Chapter Summary
Figure 6.3 extends Figure 6.2 with additional commentary summarizing Amazon Redshift basic concepts along with Aurora, Neptune, and DocumentDB similarities and differences.
Figure 6.3 Redshift Summary Contrasting Aurora, Neptune and DocumentD
B
Amazon Redshift (Redshift) -- like RDS, Aurora, Neptune and DocumentDB -- is another managed, platform-based database service offered by AWS. Like RDS and Aurora, Redshift offers a relational database service, based on PostgreSQL, and appeals to apps with very large data sets (e.g., BIDW, OLAP, ETL, and AI). Like Aurora, Neptune and DocumentDB, Redshift enables clusters of database instances. Redshift clusters are composed of nodes
rather than DB instances
. A Redshift cluster consists of a leader node
assisted by one or more compute nodes
, rather than using the terminology for other DB clusters … a primary DB instance
with one or more read replica DB instances
.
Redshift compute nodes -- unlike Aurora, Neptune and DocumentDB -- do not
serve as read replicas. Compute nodes enable massively parallel processing
(MPP) crucial for optimizing query performance across very large partitioned data
sets (i.e., table rows are distributed across compute nodes). A Redshift-specific SQL syntax enables data partitioning. Redshift’s CREATE TABLE
statement features a DISTSTYLE
parameter for specifying options for distributing a table’s rows (e.g., by designating a table column as the distribution key
for horizontal partitioning).
Redshift accomplishes data partitioning by dividing each compute node’s memory and storage capacity into two or more slices
. This enables additional parallelism carried out within
each compute node. The leader node disseminates data to compute node slices and delegates work (i.e., code based on execution plans) to be performed by each compute node slice. The leader node coordinates and aggregates result sets from compute node slices.
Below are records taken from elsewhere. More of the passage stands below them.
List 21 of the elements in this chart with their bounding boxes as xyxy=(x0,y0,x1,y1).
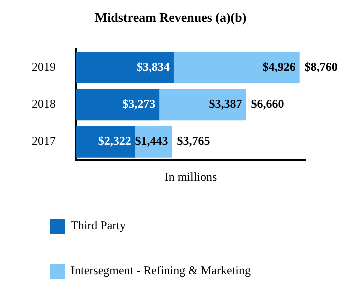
bar xyxy=(76,89,160,121)
chart-title: Midstream Revenues (a)(b) xyxy=(94,10,248,26)
bar xyxy=(160,89,246,121)
y-tick-label: 2018 xyxy=(32,97,56,112)
legend-label: Intersegment - Refining & Marketing xyxy=(71,264,251,278)
data-label: $3,273 xyxy=(122,96,156,111)
y-tick-label: 2019 xyxy=(32,60,56,74)
bar xyxy=(76,52,174,84)
legend-label: Third Party xyxy=(71,218,126,233)
bar xyxy=(76,126,136,158)
total-label: $6,660 xyxy=(251,96,284,111)
data-label: $1,443 xyxy=(135,134,168,148)
data-label: $2,322 xyxy=(98,134,132,148)
data-label: $3,387 xyxy=(209,96,242,111)
bar xyxy=(174,52,300,84)
total-label: $8,760 xyxy=(304,60,338,74)
x-axis-title: In millions xyxy=(164,170,218,184)
data-label: $3,834 xyxy=(136,60,170,74)
y-tick-label: 2017 xyxy=(32,134,56,148)
total-label: $3,765 xyxy=(177,134,210,148)
data-label: $4,926 xyxy=(262,60,296,74)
Redshift achieves additional OLAP performance efficiencies by exploiting columnar
data storage for database tables. OLAP queries often access a small number of columns at a time (e.g., in Dimension and Fact Tables for Star Schemas). Values for a single column for many rows are stored in each data block, rather than row-wise data blocks benefitting OLTP. Columnar data blocks take advantage of a common data type and compression scheme thereby decreasing space requirements and reducing I/O operations.
Redshift also offers node type options for using solid-state storage devices and -- like RDS and Aurora -- enables the purchase of reserved instances for compute nodes offering considerable cost savings compared to on-demand pricing.
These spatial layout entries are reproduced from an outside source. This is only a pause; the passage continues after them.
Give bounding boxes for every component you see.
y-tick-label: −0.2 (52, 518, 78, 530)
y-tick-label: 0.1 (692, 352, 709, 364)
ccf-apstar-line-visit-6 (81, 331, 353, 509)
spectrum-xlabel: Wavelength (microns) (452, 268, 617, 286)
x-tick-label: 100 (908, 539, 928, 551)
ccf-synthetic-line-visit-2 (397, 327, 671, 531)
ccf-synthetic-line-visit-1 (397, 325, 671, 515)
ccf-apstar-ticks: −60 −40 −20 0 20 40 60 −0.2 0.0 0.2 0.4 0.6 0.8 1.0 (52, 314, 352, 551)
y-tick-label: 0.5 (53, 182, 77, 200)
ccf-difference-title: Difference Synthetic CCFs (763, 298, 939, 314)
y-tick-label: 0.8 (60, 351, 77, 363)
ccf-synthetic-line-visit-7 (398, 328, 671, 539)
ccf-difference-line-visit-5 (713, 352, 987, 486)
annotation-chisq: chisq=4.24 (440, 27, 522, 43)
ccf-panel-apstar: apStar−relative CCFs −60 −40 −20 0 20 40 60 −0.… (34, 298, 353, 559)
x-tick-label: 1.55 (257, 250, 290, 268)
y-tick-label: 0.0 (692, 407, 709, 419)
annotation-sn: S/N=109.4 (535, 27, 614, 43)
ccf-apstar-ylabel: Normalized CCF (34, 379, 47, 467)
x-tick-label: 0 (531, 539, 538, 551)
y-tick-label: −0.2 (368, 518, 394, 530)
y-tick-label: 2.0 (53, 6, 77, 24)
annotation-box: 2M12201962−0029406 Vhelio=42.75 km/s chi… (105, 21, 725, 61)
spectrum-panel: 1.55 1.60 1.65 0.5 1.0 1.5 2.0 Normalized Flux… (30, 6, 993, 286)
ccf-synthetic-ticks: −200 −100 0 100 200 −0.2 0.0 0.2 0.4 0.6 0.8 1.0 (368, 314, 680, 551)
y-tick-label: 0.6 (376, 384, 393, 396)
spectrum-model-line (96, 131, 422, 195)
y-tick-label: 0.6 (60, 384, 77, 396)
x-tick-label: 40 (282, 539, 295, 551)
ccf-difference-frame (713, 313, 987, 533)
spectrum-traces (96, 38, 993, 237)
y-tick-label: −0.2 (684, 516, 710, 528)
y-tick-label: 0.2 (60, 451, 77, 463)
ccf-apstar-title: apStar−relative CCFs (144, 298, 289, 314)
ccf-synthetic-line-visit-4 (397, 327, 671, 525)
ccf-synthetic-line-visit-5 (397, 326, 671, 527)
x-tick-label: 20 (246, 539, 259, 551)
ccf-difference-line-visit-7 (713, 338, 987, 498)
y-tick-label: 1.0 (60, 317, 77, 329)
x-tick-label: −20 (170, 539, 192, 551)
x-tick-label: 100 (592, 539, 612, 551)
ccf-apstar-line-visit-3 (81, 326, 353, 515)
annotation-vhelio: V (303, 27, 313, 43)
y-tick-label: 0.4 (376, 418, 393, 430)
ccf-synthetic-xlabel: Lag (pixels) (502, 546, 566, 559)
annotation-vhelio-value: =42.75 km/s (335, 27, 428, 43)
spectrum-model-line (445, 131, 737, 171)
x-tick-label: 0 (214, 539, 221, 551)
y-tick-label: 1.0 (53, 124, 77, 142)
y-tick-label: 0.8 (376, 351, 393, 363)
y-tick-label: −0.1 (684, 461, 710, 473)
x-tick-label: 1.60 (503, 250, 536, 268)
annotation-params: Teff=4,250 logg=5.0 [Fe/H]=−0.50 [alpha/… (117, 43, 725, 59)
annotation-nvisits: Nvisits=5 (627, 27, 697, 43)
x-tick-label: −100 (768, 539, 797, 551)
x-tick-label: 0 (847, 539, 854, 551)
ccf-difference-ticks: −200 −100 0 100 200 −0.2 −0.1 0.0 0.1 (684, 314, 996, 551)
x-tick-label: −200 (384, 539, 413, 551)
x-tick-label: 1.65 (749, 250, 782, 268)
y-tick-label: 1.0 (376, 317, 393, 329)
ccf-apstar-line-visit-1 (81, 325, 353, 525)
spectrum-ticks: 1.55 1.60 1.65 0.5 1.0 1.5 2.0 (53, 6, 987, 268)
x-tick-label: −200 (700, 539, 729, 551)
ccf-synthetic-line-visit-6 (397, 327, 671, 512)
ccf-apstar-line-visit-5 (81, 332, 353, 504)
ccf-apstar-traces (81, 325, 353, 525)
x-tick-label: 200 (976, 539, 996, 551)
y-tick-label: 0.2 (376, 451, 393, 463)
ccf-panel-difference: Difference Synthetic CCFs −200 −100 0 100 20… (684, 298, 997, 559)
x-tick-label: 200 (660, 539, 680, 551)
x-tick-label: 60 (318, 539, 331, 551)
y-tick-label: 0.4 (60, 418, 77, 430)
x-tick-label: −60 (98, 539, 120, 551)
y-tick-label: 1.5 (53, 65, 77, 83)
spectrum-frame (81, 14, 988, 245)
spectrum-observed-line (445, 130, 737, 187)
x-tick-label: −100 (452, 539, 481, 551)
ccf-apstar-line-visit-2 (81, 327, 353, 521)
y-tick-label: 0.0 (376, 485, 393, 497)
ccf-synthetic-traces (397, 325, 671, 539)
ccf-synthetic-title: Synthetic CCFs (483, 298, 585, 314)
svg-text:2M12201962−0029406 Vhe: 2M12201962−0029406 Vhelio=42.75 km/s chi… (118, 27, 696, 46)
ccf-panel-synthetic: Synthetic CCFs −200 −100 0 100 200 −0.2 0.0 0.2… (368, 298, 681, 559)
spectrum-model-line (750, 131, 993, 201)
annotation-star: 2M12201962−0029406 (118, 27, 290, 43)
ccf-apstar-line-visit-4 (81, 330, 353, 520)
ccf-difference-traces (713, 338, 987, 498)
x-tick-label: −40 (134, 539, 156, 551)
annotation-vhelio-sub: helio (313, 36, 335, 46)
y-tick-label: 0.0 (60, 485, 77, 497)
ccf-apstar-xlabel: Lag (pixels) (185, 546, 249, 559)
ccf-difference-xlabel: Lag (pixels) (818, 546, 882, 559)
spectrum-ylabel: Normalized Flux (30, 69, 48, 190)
Redshift clusters are similar to Aurora, Neptune and DocumentDB clusters -- but noteworthy relationship and attribute differences justify differentiating Redshift clusters from the other DB clusters. A Redshift cluster -- like an Aurora, Neptune and DocumentDB cluster, is a kind of
DB cluster which in turn is a kind of
cluster. A Redshift cluster inherits a KMS customer master key (i.e., a CMK for data encryption), IAM roles, and cluster snapshots because it is a kind of
DB cluster. A Redshift cluster indirectly inherits (because a DB cluster is a kind of
cluster) many security groups, a subnet group, a parameter group, an engine version, and is a source for event notifications. After a Redshift cluster is created, customary SQL client tools (i.e., tools compatible with PostgreSQL or other SQL client tools that are DBMS and platform independent) can be used to connect to the cluster database.
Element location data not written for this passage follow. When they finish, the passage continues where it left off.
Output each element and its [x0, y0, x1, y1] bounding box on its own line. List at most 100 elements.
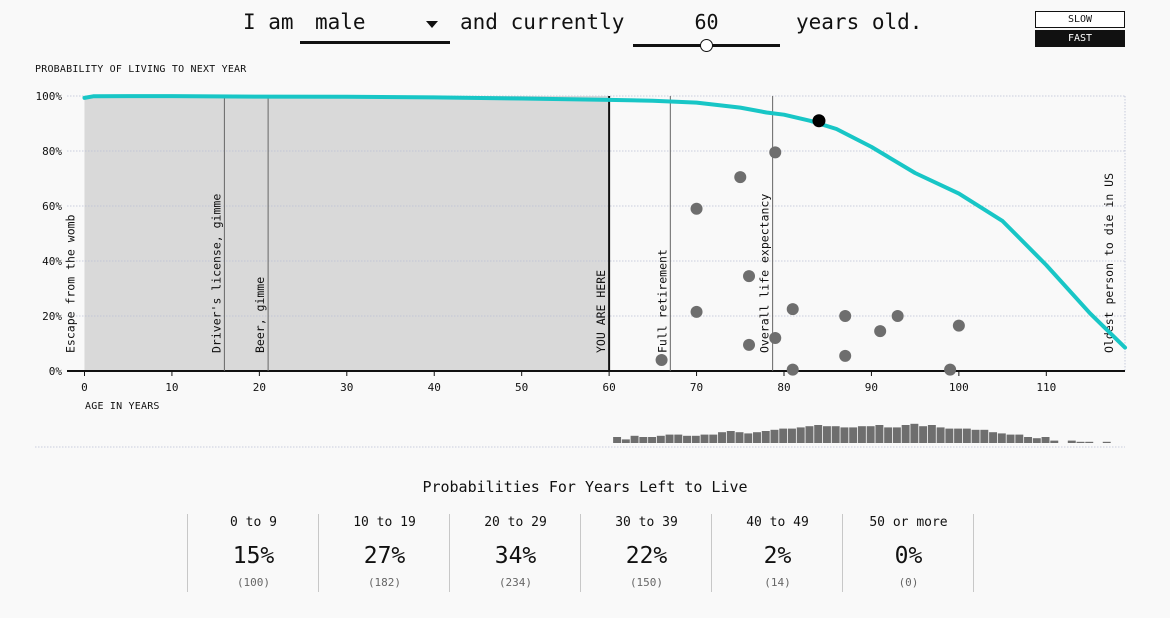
simulation-dot [769, 332, 782, 344]
histogram-bar [1041, 437, 1050, 443]
histogram-bar [971, 429, 980, 443]
current-point [812, 114, 826, 128]
simulation-dot [690, 202, 703, 215]
histogram-bar [656, 435, 665, 443]
histogram-bar [875, 425, 884, 443]
bucket: 0 to 9 15% (100) [187, 514, 319, 592]
histogram-bar [997, 433, 1006, 443]
marker-label: Oldest person to die in US [1102, 173, 1116, 353]
histogram-bar [1067, 440, 1076, 443]
histogram-bar [753, 432, 761, 443]
histogram-bar [700, 434, 709, 443]
bucket-label: 0 to 9 [230, 515, 277, 530]
x-tick-label: 60 [602, 381, 615, 394]
histogram-bar [822, 426, 831, 443]
sex-value: male [315, 10, 366, 34]
simulation-dot [874, 325, 887, 338]
bucket-label: 20 to 29 [484, 515, 547, 530]
histogram-bar [945, 428, 954, 443]
histogram-bar [954, 428, 963, 443]
x-tick-label: 70 [690, 381, 703, 394]
histogram-bar [718, 432, 726, 443]
histogram-bar [796, 427, 805, 443]
simulation-dot [769, 146, 782, 159]
simulation-dot [734, 171, 747, 184]
bucket-label: 40 to 49 [746, 515, 809, 530]
x-tick-label: 20 [253, 381, 266, 394]
bucket: 50 or more 0% (0) [842, 514, 974, 592]
simulation-dot [655, 354, 668, 366]
x-tick-label: 10 [165, 381, 178, 394]
sentence-suffix: years old. [796, 10, 923, 34]
histogram-bar [1085, 441, 1094, 443]
simulation-dot [743, 270, 756, 283]
histogram-bar [744, 433, 753, 443]
histogram-bar [849, 427, 858, 443]
age-slider[interactable]: 60 [633, 8, 780, 54]
marker-label: Driver's license, gimme [209, 194, 223, 353]
bucket: 40 to 49 2% (14) [711, 514, 843, 592]
bucket-percent: 2% [763, 543, 792, 569]
speed-slow-button[interactable]: SLOW [1035, 11, 1125, 28]
histogram-bar [735, 432, 744, 443]
x-tick-label: 90 [865, 381, 878, 394]
simulation-dot [743, 338, 756, 351]
histogram-bar [936, 427, 945, 443]
bucket-percent: 15% [232, 543, 275, 569]
x-tick-label: 100 [949, 381, 969, 394]
y-tick-label: 0% [49, 365, 63, 378]
histogram-bar [919, 426, 928, 443]
simulation-dot [891, 310, 904, 322]
histogram-bar [980, 429, 989, 443]
sentence-middle: and currently [460, 10, 625, 34]
bucket-count: (100) [236, 576, 271, 589]
survival-chart: 0% 20% 40% 60% 80% 100% 0 10 20 30 40 50 60 70 80 90 100… [35, 90, 1127, 448]
sex-dropdown[interactable]: male [300, 8, 450, 44]
histogram-bar [989, 432, 998, 443]
histogram-bar [927, 425, 936, 443]
histogram-bar [1102, 441, 1111, 443]
bucket: 10 to 19 27% (182) [318, 514, 450, 592]
x-tick-label: 0 [81, 381, 88, 394]
histogram-bar [639, 437, 648, 443]
slider-knob[interactable] [699, 39, 713, 52]
histogram-bar [910, 423, 919, 443]
histogram-bar [683, 435, 692, 443]
simulation-dot [786, 363, 799, 376]
histogram-bar [805, 426, 814, 443]
histogram-bar [1050, 440, 1059, 443]
marker-label: Overall life expectancy [758, 194, 772, 353]
marker-label: Escape from the womb [63, 214, 77, 353]
speed-fast-button[interactable]: FAST [1035, 30, 1125, 47]
sentence-prefix: I am [243, 10, 294, 34]
y-tick-label: 20% [42, 310, 62, 323]
histogram-bar [840, 427, 849, 443]
x-tick-label: 40 [428, 381, 441, 394]
histogram-bar [901, 425, 910, 443]
histogram-bar [761, 431, 770, 443]
histogram-bar [1006, 434, 1015, 443]
bucket: 30 to 39 22% (150) [580, 514, 712, 592]
simulation-dot [786, 303, 799, 316]
simulation-dot [839, 349, 852, 362]
bucket-label: 30 to 39 [615, 515, 678, 530]
marker-label: Full retirement [655, 249, 669, 353]
age-value: 60 [694, 10, 719, 34]
histogram-bar [831, 426, 840, 443]
y-tick-label: 60% [42, 200, 62, 213]
histogram-bar [866, 426, 875, 443]
bucket-percent: 22% [625, 543, 668, 569]
simulation-dot [944, 363, 957, 376]
marker-label: YOU ARE HERE [594, 270, 608, 353]
bucket-percent: 27% [363, 543, 406, 569]
survival-curve [82, 94, 1127, 350]
histogram-bar [884, 427, 893, 443]
x-tick-label: 80 [777, 381, 790, 394]
bucket-count: (0) [898, 576, 919, 589]
x-tick-label: 110 [1036, 381, 1056, 394]
histogram-bar [648, 437, 657, 443]
y-axis-title: PROBABILITY OF LIVING TO NEXT YEAR [35, 64, 247, 75]
chevron-down-icon [426, 21, 438, 28]
histogram-bar [621, 439, 630, 443]
bucket-label: 50 or more [869, 515, 948, 530]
Unlike other DB clusters …
- Snapshots for a Redshift cluster can be automatically copied to a different region (i.e., cross-region
copies) for supporting disaster recovery.
- Redshift provides the ability to individually restore database tables
from database snapshots and maintains the history of table restore requests.
- Redshift does not support exportable log types.
- Redshift -- unlike Aurora, but in addition to DocumentDB and Neptune -- does not support backtracking, serverless clusters, cross-region replication, and option groups.